The American Gas Association’s headquarters uses clever interpretations of industry symbols to connect with members, including pipeline-inspired aerial moss and burner grate artwork.

From visioning with clients and designers to coordinating with fabricators and artists, Rebecca Kelly, Art Director for Hickok Cole Creative, and our resident Experiential Graphic Design (EGD) expert, orchestrates a team of creatives to bring delightful, educational, and emotionally compelling content to every project. Today, Rebecca shares her insights on the value of thoughtful EGD strategies and why right now is an excellent time to reevaluate how brand is expressed throughout your space.

Understanding Experiential Graphic Design

Simply put, Experiential Graphic Design is the intersection of graphic design and the built environment. By communicating through a variety of static and digital graphics and content solutions including signage, wayfinding systems, and artwork, EGD brings environments to life with engaging and memorable experiences.

Express Yourself

Whether it’s through a welcoming reception experience, interactive exhibits, or a colorful mural, the main driver behind EGD is to improve day-to-day experiences for the end-user. In a corporate environment, EGD contributes to overall satisfaction and improves retention by reminding employees of their value and the many ways they contribute to their organization’s overall mission and culture.

The National Association of Broadcasters’ headquarters prominently displays photos and messaging in high-traffic areas meant to inspire employees with their mission and vision.

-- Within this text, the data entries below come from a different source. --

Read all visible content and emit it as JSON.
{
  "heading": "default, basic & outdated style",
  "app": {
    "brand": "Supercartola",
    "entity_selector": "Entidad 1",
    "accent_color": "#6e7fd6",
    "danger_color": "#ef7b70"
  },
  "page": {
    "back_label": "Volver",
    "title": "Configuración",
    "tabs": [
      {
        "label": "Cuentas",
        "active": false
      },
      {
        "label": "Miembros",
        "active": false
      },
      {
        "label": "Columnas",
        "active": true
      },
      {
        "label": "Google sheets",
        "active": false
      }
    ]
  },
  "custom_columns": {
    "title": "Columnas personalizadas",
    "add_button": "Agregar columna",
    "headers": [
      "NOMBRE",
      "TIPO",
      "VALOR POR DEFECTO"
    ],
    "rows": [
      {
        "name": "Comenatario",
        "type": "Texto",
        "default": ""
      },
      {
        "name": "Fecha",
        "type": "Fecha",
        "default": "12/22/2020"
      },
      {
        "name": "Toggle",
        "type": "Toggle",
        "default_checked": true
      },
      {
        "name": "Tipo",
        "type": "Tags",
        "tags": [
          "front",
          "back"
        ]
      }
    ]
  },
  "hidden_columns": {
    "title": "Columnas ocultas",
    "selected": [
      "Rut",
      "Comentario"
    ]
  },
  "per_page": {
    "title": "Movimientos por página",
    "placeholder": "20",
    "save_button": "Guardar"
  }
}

As employers look towards a return to the physical office, Rebecca recommends they reflect on their evolution over the past year working remotely and whether the incorporation of EGD strategies could make the transition back more comfortable for their team. “Think: How has this time away changed our culture and what can we do to re-unify and motivate employees?” she suggests. “This is an opportunity to generate excitement and give them something to look forward to. Something that makes them proud when they step back into the workplace environment. Being back will feel like a luxury.” She adds that it’s okay to start small like, “procuring new art that supports your company culture or prominently displaying your mission statement in a high-traffic area.” However subtle, what’s important is that these visual cues connect to the brand and evoke a sense of place and community.

Likewise, EGD can help distinguish multi-family properties. A branded lobby is an expression of the residence and provides a glimpse at a potential lifestyle. “There’s definitely a cool-factor associated with certain design concepts,” Rebecca adds. “You’re signifying a brand and creating a place that resonates so that by the third or fourth apartment tour, prospective residents can easily recall the details that made your property special.”

The Altaire Apartments logo is subtly woven into various interior design elements, alluding to the community’s elevated lifestyle.

Going Beyond Signage

A common misconception is that EGD focuses solely on graphics and signage but it’s really the whole experiential package and can extend to the subtlest of details. Often, the EGD team seeks elements from the interior design they can respond to in their marketing materials and collateral. Sourcing inspiration from the texture and materiality of a design concept and re-interpreting them for graphic assets creates another touch point that reinforces or complements the brand.

In some instances, uncommon materials can be woven into experiential design. Patterns, tactile elements, and origin all have a story to tell. Rebecca recalls working with a GSA client to source fabrics from the various countries that they serve as a way to layer authenticity into the project. These colorful textiles became featured elements in an exhibit design, creating an emotional connection for teams to their shared purpose. Other examples of expressing your brand include using sustainably sourced, recycled, or local materials. “These small details combine to tell a cohesive story and a tangible articulation of your brand. It’s about practicing what you preach,” she adds. 

While EGD is an effective storytelling tool, sometimes it’s a matter of bringing beauty into a space, making it a cooler and more enjoyable experience. A parking garage is the perfect blank slate and often-missed opportunity to bring a brand to life. To complement the multifamily marketing package for Kingston McLean Crossing, hand-painted botanical murals were located at each level for wayfinding and improved resident experience.

A parking garage at Kingston McLean Crossing takes advantage of ample wall space with a botanical mural that reinforces branding and brings life the underground environment.

A Cohesive Story: From Start to Finish

For maximum impact, plan to engage a creative team early in the design process. “When we work together with the design teams early on, we’re able to weave storytelling opportunities into the design in a more integral way,” explains Rebecca. “Each decision informs another and through collaboration, we’re able to trigger creative innovation and expose opportunities to strengthen the entire experience.”

Each touch point serves a purpose. Throughout the design process, think about the end-user and envision their perception of the environment. Consider how they might interact with it and how each touchpoint might make them feel. The most effective EGD projects are human-centric. Whether attracting a future resident, communicating with an employee, or welcoming a guest, EGD serves to immerse people in an engaging and custom environment designed to educate, orient, inspire, and entertain.